« Section 2.4: Problem 17 Solution

# Section 2.4: Problem 18-A Solution

Working problems is a crucial part of learning mathematics. No one can learn... merely by poring over the definitions, theorems, and examples that are worked out in the text. One must work part of it out for oneself. To provide that opportunity is the purpose of the exercises.
James R. Munkres
(Additional) For each formula $\phi$ , define $\phi^{*}$ to be the result of erasing all quantifiers and terms (leaving the predicate symbols and connectives), and replacing $=$ by $\top$ . For example, if $\phi$ is $(\forall xPx\rightarrow(Pgy\vee x=y))$ then $\phi^{*}$ is $(P\rightarrow(P\vee\top))$ .

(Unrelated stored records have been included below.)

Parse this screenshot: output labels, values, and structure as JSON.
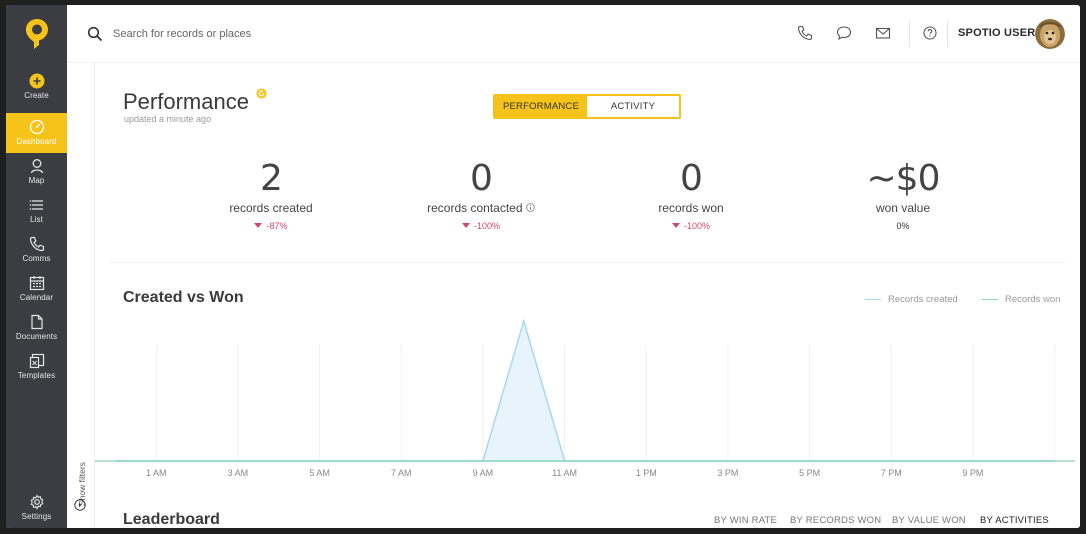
{
  "nav": {
    "items": [
      {
        "label": "Create",
        "icon": "plus-circle-icon"
      },
      {
        "label": "Dashboard",
        "icon": "dashboard-icon",
        "active": true
      },
      {
        "label": "Map",
        "icon": "map-pin-icon"
      },
      {
        "label": "List",
        "icon": "list-icon"
      },
      {
        "label": "Comms",
        "icon": "phone-icon"
      },
      {
        "label": "Calendar",
        "icon": "calendar-icon"
      },
      {
        "label": "Documents",
        "icon": "document-icon"
      },
      {
        "label": "Templates",
        "icon": "templates-icon"
      }
    ],
    "settings": {
      "label": "Settings",
      "icon": "gear-icon"
    }
  },
  "header": {
    "search_placeholder": "Search for records or places",
    "user_name": "SPOTIO USER"
  },
  "performance": {
    "title": "Performance",
    "updated": "updated a minute ago",
    "toggle": {
      "performance": "PERFORMANCE",
      "activity": "ACTIVITY"
    },
    "stats": [
      {
        "value": "2",
        "label": "records created",
        "change": "-87%"
      },
      {
        "value": "0",
        "label": "records contacted",
        "change": "-100%"
      },
      {
        "value": "0",
        "label": "records won",
        "change": "-100%"
      },
      {
        "value": "~$0",
        "label": "won value",
        "change": "0%"
      }
    ]
  },
  "chart_section": {
    "title": "Created vs Won",
    "show_filters": "Show filters"
  },
  "chart_data": {
    "type": "area",
    "title": "Created vs Won",
    "x": [
      "12 AM",
      "1 AM",
      "2 AM",
      "3 AM",
      "4 AM",
      "5 AM",
      "6 AM",
      "7 AM",
      "8 AM",
      "9 AM",
      "10 AM",
      "11 AM",
      "12 PM",
      "1 PM",
      "2 PM",
      "3 PM",
      "4 PM",
      "5 PM",
      "6 PM",
      "7 PM",
      "8 PM",
      "9 PM",
      "10 PM",
      "11 PM"
    ],
    "tick_labels": [
      "1 AM",
      "3 AM",
      "5 AM",
      "7 AM",
      "9 AM",
      "11 AM",
      "1 PM",
      "3 PM",
      "5 PM",
      "7 PM",
      "9 PM"
    ],
    "series": [
      {
        "name": "Records created",
        "color": "#a8d8f0",
        "values": [
          0,
          0,
          0,
          0,
          0,
          0,
          0,
          0,
          0,
          0,
          2,
          0,
          0,
          0,
          0,
          0,
          0,
          0,
          0,
          0,
          0,
          0,
          0,
          0
        ]
      },
      {
        "name": "Records won",
        "color": "#8fd3c1",
        "values": [
          0,
          0,
          0,
          0,
          0,
          0,
          0,
          0,
          0,
          0,
          0,
          0,
          0,
          0,
          0,
          0,
          0,
          0,
          0,
          0,
          0,
          0,
          0,
          0
        ]
      }
    ],
    "ylim": [
      0,
      2
    ],
    "legend_position": "top-right",
    "grid": true
  },
  "leaderboard": {
    "title": "Leaderboard",
    "tabs": [
      "BY WIN RATE",
      "BY RECORDS WON",
      "BY VALUE WON",
      "BY ACTIVITIES"
    ],
    "active_tab": "BY ACTIVITIES"
  },
  "colors": {
    "accent": "#f6c31b",
    "nav_bg": "#3b3d42",
    "negative": "#d04a6e"
  }
}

(a) Show that for each logical axiom $\alpha$ in $\Lambda$ , the formula $\alpha^{*}$ is a tautology of sentential logic.
(b) Show that for any formula $\phi$ that is deducible (from the empty set), $\phi^{*}$ is a tautology of sentential logic.

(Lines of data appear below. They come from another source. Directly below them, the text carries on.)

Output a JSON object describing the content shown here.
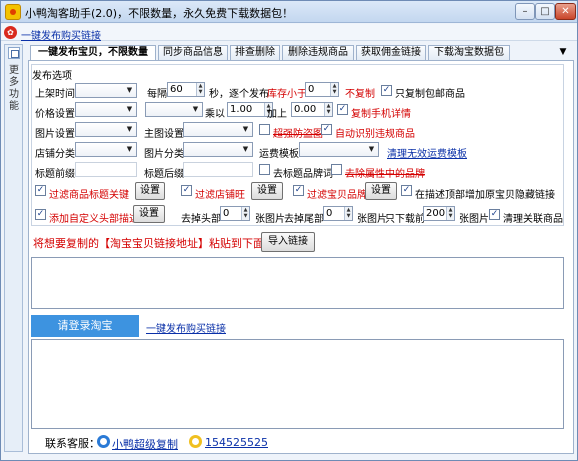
{
  "window": {
    "title": "小鸭淘客助手(2.0)，不限数量，永久免费下载数据包！",
    "min_label": "–",
    "max_label": "□",
    "close_label": "✕"
  },
  "top_link": "一键发布购买链接",
  "side_label": "更多功能",
  "tabs": [
    {
      "label": "一键发布宝贝，不限数量"
    },
    {
      "label": "同步商品信息"
    },
    {
      "label": "排查删除"
    },
    {
      "label": "删除违规商品"
    },
    {
      "label": "获取佣金链接"
    },
    {
      "label": "下载淘宝数据包"
    }
  ],
  "group_title": "发布选项",
  "row1": {
    "label": "上架时间",
    "interval_label": "每隔",
    "interval_value": "60",
    "seconds_label": "秒，逐个发布",
    "stock_label": "库存小于",
    "stock_value": "0",
    "no_copy_label": "不复制",
    "only_free_ship_label": "只复制包邮商品"
  },
  "row2": {
    "label": "价格设置",
    "multiply_label": "乘以",
    "multiply_value": "1.00",
    "add_label": "加上",
    "add_value": "0.00",
    "copy_mobile_label": "复制手机详情"
  },
  "row3": {
    "label": "图片设置",
    "main_img_label": "主图设置",
    "anti_theft_label": "超强防盗图",
    "auto_recognize_label": "自动识别违规商品"
  },
  "row4": {
    "label": "店铺分类",
    "img_category_label": "图片分类",
    "freight_label": "运费模板",
    "clear_freight_link": "清理无效运费模板"
  },
  "row5": {
    "prefix_label": "标题前缀",
    "suffix_label": "标题后缀",
    "remove_brand_label": "去标题品牌词",
    "remove_attr_brand_label": "去除属性中的品牌"
  },
  "row6": {
    "filter_title_label": "过滤商品标题关键",
    "filter_title_btn": "设置",
    "filter_shop_label": "过滤店铺旺",
    "filter_shop_btn": "设置",
    "filter_brand_label": "过滤宝贝品牌",
    "filter_brand_btn": "设置",
    "hidden_link_label": "在描述顶部增加原宝贝隐藏链接"
  },
  "row7": {
    "custom_header_label": "添加自定义头部描述",
    "custom_header_btn": "设置",
    "remove_head_label": "去掉头部",
    "remove_head_value": "0",
    "images_label_1": "张图片",
    "remove_tail_label": "去掉尾部",
    "remove_tail_value": "0",
    "images_label_2": "张图片",
    "download_only_label": "只下载前",
    "download_only_value": "200",
    "images_label_3": "张图片",
    "clean_related_label": "清理关联商品"
  },
  "paste_hint": "将想要复制的【淘宝宝贝链接地址】粘贴到下面！",
  "import_btn": "导入链接",
  "login_btn": "请登录淘宝",
  "publish_link": "一键发布购买链接",
  "footer": {
    "service_label": "联系客服：",
    "copy_link": "小鸭超级复制",
    "qq_number": "154525525"
  }
}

(c) Show that not possible for both a formula and its negation to be deducible (from the empty set).
Remark. This additional exercise is to show that the deductive calculus is consistent (even before we have the soundness theorem of Section 2.5).
(a) Every atomic formula becomes a predicate symbol. Hence, a generalization of every tautology of group 1 axioms becomes a tautology of sentential logic (moreover, in general, it becomes a specific case of the initial tautology, for example, $Px\rightarrow Py\rightarrow Px$ becomes $P\rightarrow P\rightarrow P$ ). For other axiom groups, a generalization of $\forall x\alpha\rightarrow\alpha_{t}^{x}$ becomes $\alpha^{*}\rightarrow\alpha^{*}$ , a generalization of $\forall x(\alpha\rightarrow\beta)\rightarrow(\forall x\alpha\rightarrow\forall x\beta)$ becomes $(\alpha^{*}\rightarrow\beta^{*})\rightarrow(\alpha^{*}\rightarrow\beta^{*})$ , a generalization of $\alpha\rightarrow\forall x\alpha$ becomes $\alpha^{*}\rightarrow\alpha^{*}$ , a generalization of $x=x$ becomes $\top$ , and a generalization of $x=y\rightarrow\alpha\rightarrow\alpha'$ becomes $\top\rightarrow\alpha^{*}\rightarrow\alpha^{*}$ .
(b) We can show this by induction. For a logical axiom $\phi$ we have already shown that $\phi^{*}$ is a tautology in (a). If $\beta$ is deduced from $\alpha$ and $\alpha\rightarrow\beta$ where $\alpha^{*}$ and $(\alpha\rightarrow\beta)^{*}$ are tautologies, then, since $(\alpha\rightarrow\beta)^{*}$ is $\alpha^{*}\rightarrow\beta^{*}$ , $\beta^{*}$ is a tautology as well.
(c) $(\neg\alpha)^{*}=\neg\alpha^{*}$ implies, by (b), that at least one of $\alpha$ and $\neg\alpha$ is not deducible (from the empty set).